Nous avons aussi eu le rock avec la danse qui est à la fois solitaire, collective, à deux, et c'est une chose à laquelle on se donne, et où certains se retrouvent en état de possession. Quand on a fait justement le congrès de Rio, on a fait la fête finale sur le sommet du building de l'université, pour certains d'entre nous, c'était comme du candomblé ou de la macumba. C'était pas Exu ou Oxala mais il y avait des orixas. C'est pour ça, vous savez, la duende c'est l'esprit tandis que les orixas , c'est entre les esprits et les dieux. Ils sont nommés, chacun a sa voix et ils arrivent, ils prennent possesion. Et ces moments où l'on est possédé sont des moments merveilleux, des moments d'effervescence extrême.

Alors l'effervescence... Je pense qu'il faut défendre la poésie de la vie, la propager, lutter contre la prose. Même une fête entre copains, si ça prend, comme la mayonnaise, la liesse arrive et avec elle l'effervescence. On ne peut pas programmer l'effervescence, on ne peut pas la prédéterminer mais on peut aider à ce qu'elle se rencontre, que ce soit la rave-party, le rock, ou une bonne bouffe.

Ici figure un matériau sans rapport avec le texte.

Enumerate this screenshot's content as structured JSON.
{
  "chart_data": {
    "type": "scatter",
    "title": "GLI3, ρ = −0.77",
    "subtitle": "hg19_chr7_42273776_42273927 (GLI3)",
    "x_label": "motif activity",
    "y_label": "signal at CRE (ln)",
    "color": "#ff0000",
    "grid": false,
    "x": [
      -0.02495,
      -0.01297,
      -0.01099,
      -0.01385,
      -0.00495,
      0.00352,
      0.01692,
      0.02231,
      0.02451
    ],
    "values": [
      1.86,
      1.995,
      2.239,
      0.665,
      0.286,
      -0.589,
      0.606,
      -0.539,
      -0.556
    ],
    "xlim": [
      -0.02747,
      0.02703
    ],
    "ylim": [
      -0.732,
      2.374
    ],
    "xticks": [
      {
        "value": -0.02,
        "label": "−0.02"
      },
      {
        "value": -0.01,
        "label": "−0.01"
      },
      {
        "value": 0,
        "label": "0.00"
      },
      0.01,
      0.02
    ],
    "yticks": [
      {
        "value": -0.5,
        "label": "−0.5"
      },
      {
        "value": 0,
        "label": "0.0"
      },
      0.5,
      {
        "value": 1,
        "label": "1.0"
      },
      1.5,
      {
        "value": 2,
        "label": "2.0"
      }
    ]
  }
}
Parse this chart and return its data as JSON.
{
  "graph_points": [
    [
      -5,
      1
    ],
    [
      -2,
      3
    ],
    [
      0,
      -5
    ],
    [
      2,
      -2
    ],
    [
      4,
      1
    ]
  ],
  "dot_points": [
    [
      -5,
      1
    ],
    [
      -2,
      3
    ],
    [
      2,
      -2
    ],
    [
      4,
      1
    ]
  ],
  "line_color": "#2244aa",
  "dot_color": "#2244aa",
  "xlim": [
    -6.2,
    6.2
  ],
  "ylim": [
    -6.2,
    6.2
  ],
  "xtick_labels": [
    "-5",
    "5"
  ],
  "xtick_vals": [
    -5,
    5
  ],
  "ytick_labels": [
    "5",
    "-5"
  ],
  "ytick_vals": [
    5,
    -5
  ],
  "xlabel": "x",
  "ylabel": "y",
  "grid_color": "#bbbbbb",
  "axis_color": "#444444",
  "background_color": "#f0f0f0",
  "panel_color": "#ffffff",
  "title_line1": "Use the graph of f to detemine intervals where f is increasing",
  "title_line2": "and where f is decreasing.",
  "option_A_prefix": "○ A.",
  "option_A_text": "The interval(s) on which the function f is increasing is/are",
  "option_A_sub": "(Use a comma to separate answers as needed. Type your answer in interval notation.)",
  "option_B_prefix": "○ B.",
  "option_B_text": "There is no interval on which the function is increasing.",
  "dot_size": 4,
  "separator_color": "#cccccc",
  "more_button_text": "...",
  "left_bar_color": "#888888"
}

Alors vive l'effervescence.

 

Juremir Machado da Silva :

Dans votre livre "Mes démons", un livre très effervescent où vous parlez justement de la rue de Ménilmontant, vous dites avoir toujours eu plus à coeur de critiquer le crétinisme des intellectuels plutôt que celui de ceux "d'en bas" car il est plus facile de faire la critique des médias que de faire la critique de ceux qui font la critique des médias. Dans ce quartier de Ménilmontant, dans cette vie, dans la rue, vous avez appris à découvrir le conformisme des intellectuels. Parce que c'est un conformisme qui est caché. Un intellectuel, c'est quelqu'un qui est in-conformiste par principe mais derrière l'in-conformisme, il y a en général beaucoup de conformisme. Je crois que le titre avant d'être "Mes démons" était "Je ne suis pas des vôtres", c'est à dire vous n'êtes pas un intellectuel mais toujours ailleurs. Est-ce ici à Ménilmontant que vous avez appris à être toujours ailleurs ?

 

Edgar Morin :

A l'époque, ici, je ne voyais pas ça. Mais en entrant dans le milieu intellectuel, universitaire, j'ai pu voir qu'il y avait ceux qui considéraient avec le plus grand dédain cette culture populaire. A peine reconnaissaient-ils qu'il y avait quelques bons films. D'ailleurs le cinéma a été méprisé longtemps par l'intelligentsia. Ce sont les surréalistes, les premiers, qui ont trouvé que Chaplin était génial. Il a fallu beaucoup de temps pour que le cinéma soit reconnu comme une expression artistique et pas seulement comme un commerce ou une industrie. Les mêmes choses ont joué pour la chanson, pour les médias en général. Il y a eu un dédain du monde universitaire et intellectuel.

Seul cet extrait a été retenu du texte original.